Para discutir as menções feitas por Lacan acerca do Zen, e dar prosseguimento a esta

articulação retirando algo que possa servir à Psicanálise e à teorização do Ato, faz-se

necessária uma breve aproximação ao contexto de surgimento e desenvolvimento do Zen

budismo, bem como trazer o principal de seus postulados, além de situar historicamente a sua

chegada ao ocidente e a possibilidade de sua presença no ensino de Lacan. Descreveremos

também como se davam as atuações dos mestres Zen enquanto modalidade de Ato de

transmissão e sustentação de uma experiência. Com isso poderemos esclarecer mais as

homologias e disjunções entre o método da Psicanálise e o método do mestre Zen, destacando

aí o conceito de ato analítico em sua especificidade.

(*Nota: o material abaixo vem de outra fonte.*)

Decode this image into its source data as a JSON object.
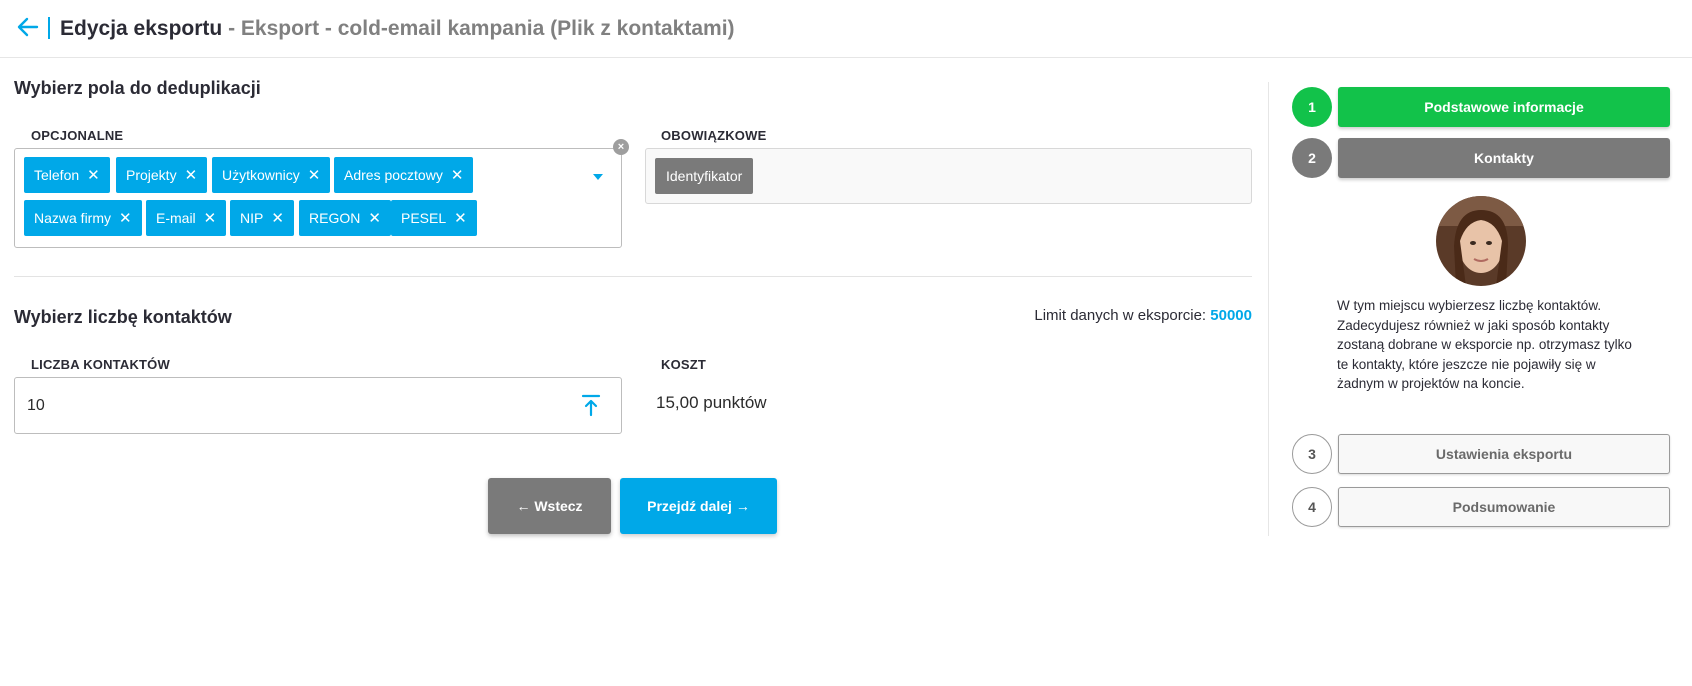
{
  "header": {
    "title": "Edycja eksportu",
    "subtitle": " - Eksport - cold-email kampania (Plik z kontaktami)"
  },
  "dedup": {
    "title": "Wybierz pola do deduplikacji",
    "optional_label": "OPCJONALNE",
    "mandatory_label": "OBOWIĄZKOWE",
    "optional_tags": [
      "Telefon",
      "Projekty",
      "Użytkownicy",
      "Adres pocztowy",
      "Nazwa firmy",
      "E-mail",
      "NIP",
      "REGON",
      "PESEL"
    ],
    "mandatory_tag": "Identyfikator"
  },
  "contacts": {
    "title": "Wybierz liczbę kontaktów",
    "limit_label": "Limit danych w eksporcie:",
    "limit_value": "50000",
    "count_label": "LICZBA KONTAKTÓW",
    "count_value": "10",
    "cost_label": "KOSZT",
    "cost_value": "15,00 punktów"
  },
  "buttons": {
    "back": "← Wstecz",
    "next": "Przejdź dalej →"
  },
  "steps": [
    {
      "number": "1",
      "label": "Podstawowe informacje",
      "state": "done"
    },
    {
      "number": "2",
      "label": "Kontakty",
      "state": "active"
    },
    {
      "number": "3",
      "label": "Ustawienia eksportu",
      "state": "pending"
    },
    {
      "number": "4",
      "label": "Podsumowanie",
      "state": "pending"
    }
  ],
  "help_text": "W tym miejscu wybierzesz liczbę kontaktów. Zadecydujesz również w jaki sposób kontakty zostaną dobrane w eksporcie np. otrzymasz tylko te kontakty, które jeszcze nie pojawiły się w żadnym w projektów na koncie.",
  "colors": {
    "accent": "#00a8e8",
    "success": "#12c24a",
    "neutral": "#7a7a7a"
  }
}
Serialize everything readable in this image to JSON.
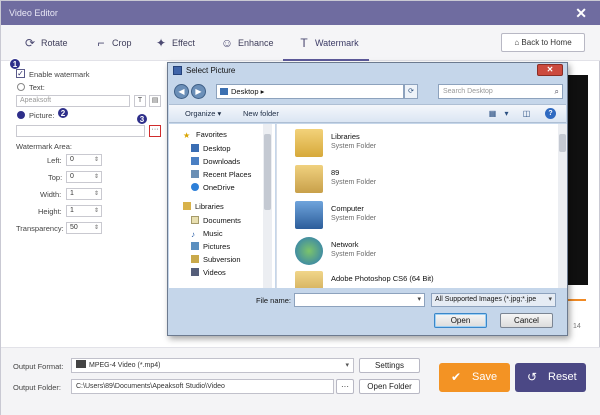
{
  "app": {
    "title": "Video Editor",
    "close_glyph": "✕"
  },
  "toolbar": {
    "tabs": [
      {
        "label": "Rotate",
        "icon": "rotate-icon",
        "glyph": "⟳"
      },
      {
        "label": "Crop",
        "icon": "crop-icon",
        "glyph": "⌐"
      },
      {
        "label": "Effect",
        "icon": "effect-icon",
        "glyph": "✦"
      },
      {
        "label": "Enhance",
        "icon": "enhance-icon",
        "glyph": "☺"
      },
      {
        "label": "Watermark",
        "icon": "watermark-icon",
        "glyph": "T"
      }
    ],
    "active_tab": "Watermark",
    "back_home": "Back to Home"
  },
  "steps": {
    "one": "1",
    "two": "2",
    "three": "3"
  },
  "watermark": {
    "enable_label": "Enable watermark",
    "enable_checked": true,
    "text_label": "Text:",
    "text_value": "Apeaksoft",
    "picture_label": "Picture:",
    "picture_value": "",
    "mode": "Picture",
    "browse_label": "···",
    "area_label": "Watermark Area:",
    "left_label": "Left:",
    "left_value": "0",
    "top_label": "Top:",
    "top_value": "0",
    "width_label": "Width:",
    "width_value": "1",
    "height_label": "Height:",
    "height_value": "1",
    "transparency_label": "Transparency:",
    "transparency_value": "50"
  },
  "preview": {
    "time_text": "14"
  },
  "output": {
    "format_label": "Output Format:",
    "format_value": "MPEG-4 Video (*.mp4)",
    "settings_label": "Settings",
    "folder_label": "Output Folder:",
    "folder_value": "C:\\Users\\89\\Documents\\Apeaksoft Studio\\Video",
    "folder_browse": "···",
    "open_folder_label": "Open Folder"
  },
  "actions": {
    "save_label": "Save",
    "reset_label": "Reset",
    "save_color": "#f39324",
    "reset_color": "#4b4885"
  },
  "dialog": {
    "title": "Select Picture",
    "close_glyph": "✕",
    "address": "Desktop",
    "search_placeholder": "Search Desktop",
    "organize_label": "Organize ▾",
    "new_folder_label": "New folder",
    "nav": [
      {
        "label": "Favorites",
        "icon": "star-icon"
      },
      {
        "label": "Desktop",
        "icon": "desktop-icon"
      },
      {
        "label": "Downloads",
        "icon": "downloads-icon"
      },
      {
        "label": "Recent Places",
        "icon": "recent-places-icon"
      },
      {
        "label": "OneDrive",
        "icon": "onedrive-icon"
      },
      {
        "label": "Libraries",
        "icon": "libraries-icon"
      },
      {
        "label": "Documents",
        "icon": "documents-icon"
      },
      {
        "label": "Music",
        "icon": "music-icon"
      },
      {
        "label": "Pictures",
        "icon": "pictures-icon"
      },
      {
        "label": "Subversion",
        "icon": "subversion-icon"
      },
      {
        "label": "Videos",
        "icon": "videos-icon"
      }
    ],
    "files": [
      {
        "name": "Libraries",
        "type": "System Folder",
        "icon": "folder-libraries-icon"
      },
      {
        "name": "89",
        "type": "System Folder",
        "icon": "user-folder-icon"
      },
      {
        "name": "Computer",
        "type": "System Folder",
        "icon": "computer-icon"
      },
      {
        "name": "Network",
        "type": "System Folder",
        "icon": "network-icon"
      },
      {
        "name": "Adobe Photoshop CS6 (64 Bit)",
        "type": "",
        "icon": "photoshop-shortcut-icon"
      }
    ],
    "filename_label": "File name:",
    "filename_value": "",
    "filetype_value": "All Supported Images (*.jpg;*.jpe",
    "open_label": "Open",
    "cancel_label": "Cancel"
  }
}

Para tanto, não será despropositado seguir com uma apresentação sumária do Zen

dentro dos limites que nos são impostos. Abordar-se-ão basicamente aspectos históricos,

filosóficos e metodológicos acerca do Zen. Importante dizer que realizar essa tarefa é um

verdadeiro desafio, porque o Zen é avesso a conceitualizações. A filosofia do Zen é um tipo

de anti-filosofia, propõe justamente o não pensar, e mais ainda o nem pensar em não pensar,

sendo isso realizado a partir da prática da meditação ou zazen, que se articula à experiência

direta do agora entre outros métodos, como o koan e o mondo.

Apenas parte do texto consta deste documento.